When you run a Python script, typically only one of your computer’s CPU cores is being used. But what if you wanted to make use of all of them? This is where multi-processing comes in.

Let’s say that you have some huge text files (millions of lines) and you’d like to know the number of characters in each. This is the naive approach to solving this problem:

from timeit import default_timer as timer

file_list = ['hugefile1.txt', 'hugefile2.txt', 'hugefile3.txt', 'hugefile4.txt', 'hugefile5.txt']

count_list = []

start = timer()

for file in file_list:
    count = 0
    with open(file) as f:
        for line in f:
            for char in line:
                count += 1
    count_list.append(count)

end = timer()

print(count_list)
print('Single process line counting: {}'.format(end - start))

# ...
# Single process line counting: 14.913661726051942

Let’s distribute this work among all of our computer’s cores. Python’s multiprocessing library abstracts away the dirty-work and allows us to access our cores without too much overhead. In the function below, a manager wraps our process, which allows variables to be shared among our threads. The important variable that’s being shared is counts_list. Multiple processes spawn independent forks of the program, which means that each independent process would have access to the counts_list variable, but it would never be returned to the original process.
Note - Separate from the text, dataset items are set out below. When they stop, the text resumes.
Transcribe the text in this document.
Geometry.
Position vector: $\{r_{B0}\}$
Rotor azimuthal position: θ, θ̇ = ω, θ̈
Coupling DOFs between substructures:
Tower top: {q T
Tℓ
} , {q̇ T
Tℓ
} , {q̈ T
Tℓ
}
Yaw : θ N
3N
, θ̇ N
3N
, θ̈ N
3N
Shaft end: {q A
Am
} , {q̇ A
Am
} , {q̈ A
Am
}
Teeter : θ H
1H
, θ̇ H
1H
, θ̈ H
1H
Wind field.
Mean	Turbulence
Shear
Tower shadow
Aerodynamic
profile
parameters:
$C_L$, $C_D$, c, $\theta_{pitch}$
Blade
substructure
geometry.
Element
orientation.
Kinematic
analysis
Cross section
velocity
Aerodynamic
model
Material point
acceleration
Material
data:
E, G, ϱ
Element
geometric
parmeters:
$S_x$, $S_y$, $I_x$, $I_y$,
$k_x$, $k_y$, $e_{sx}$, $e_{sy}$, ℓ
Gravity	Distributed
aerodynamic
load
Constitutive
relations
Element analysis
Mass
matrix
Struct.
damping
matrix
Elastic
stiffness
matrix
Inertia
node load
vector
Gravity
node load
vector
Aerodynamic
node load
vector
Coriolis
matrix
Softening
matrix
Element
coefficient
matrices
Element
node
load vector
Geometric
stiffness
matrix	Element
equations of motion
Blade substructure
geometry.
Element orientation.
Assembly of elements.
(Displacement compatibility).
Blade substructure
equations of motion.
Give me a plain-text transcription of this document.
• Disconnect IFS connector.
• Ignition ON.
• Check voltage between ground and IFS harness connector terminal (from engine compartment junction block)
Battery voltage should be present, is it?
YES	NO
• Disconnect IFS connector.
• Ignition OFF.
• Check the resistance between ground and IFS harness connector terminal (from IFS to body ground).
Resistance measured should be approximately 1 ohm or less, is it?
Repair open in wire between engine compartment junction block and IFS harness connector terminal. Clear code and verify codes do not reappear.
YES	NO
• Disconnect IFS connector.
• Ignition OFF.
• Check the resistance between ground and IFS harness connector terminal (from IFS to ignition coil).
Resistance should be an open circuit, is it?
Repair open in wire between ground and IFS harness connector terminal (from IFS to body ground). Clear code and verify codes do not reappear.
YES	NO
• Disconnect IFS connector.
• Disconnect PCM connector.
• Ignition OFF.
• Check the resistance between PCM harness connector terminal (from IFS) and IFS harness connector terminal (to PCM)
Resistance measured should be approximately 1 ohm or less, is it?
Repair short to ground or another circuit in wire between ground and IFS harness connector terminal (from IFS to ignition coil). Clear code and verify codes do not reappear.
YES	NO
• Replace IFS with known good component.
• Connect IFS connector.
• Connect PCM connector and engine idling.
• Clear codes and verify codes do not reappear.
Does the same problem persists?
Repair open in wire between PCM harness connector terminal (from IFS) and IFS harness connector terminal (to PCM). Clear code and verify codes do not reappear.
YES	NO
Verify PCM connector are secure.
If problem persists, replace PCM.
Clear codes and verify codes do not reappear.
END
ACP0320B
For every file in the file_list a new process is spawned. These processes take a function, count_lines, and arguments. In order stop the program from terminating early, it’s necessary to wait for each process to finish before printing the value of counts_list. This is that proc.join() is for: this blocks until each process has “rejoined” the original process.

from timeit import default_timer as timer
from multiprocessing import Process, Manager

file_list = ['hugefile1.txt', 'hugefile2.txt', 'hugefile3.txt', 'hugefile4.txt', 'hugefile5.txt']

def count_lines(counts_list, file):
    count = 0
    with open(file) as f:
        for line in f:
            for char in line:
                count += 1

    counts_list.append(count)

start = timer()

with Manager() as manager:
    counts_list = manager.list()
    processes = []
    for file in file_list:
        proc = Process(target=count_lines, args=(counts_list, file))
        proc.start()
        processes.append(proc)
    for proc in processes:
        proc.join()

    print(counts_list)

end = timer()
print('Multi-processing line counting: {}'.format(end - start))

# ...
# Multi-processing line counting: 2.4305348589550704

Our multi-processing program has finished the work in a fraction of the time – just two seconds.

Different Tools for Different Problems

Notice that multi-processing and multi-threading were used in different situations. A multi-threaded approach approach was effective when making requests over a network, and a multi-threaded approach was useful when counting lines in a file. The first task was I/O bound, because the speed of the network was the bottleneck. The second task was CPU bound, because the computer’s CPU is counting every character in each large file. Multiple threads solve I/O problems, and multiple processes solve CPU problems.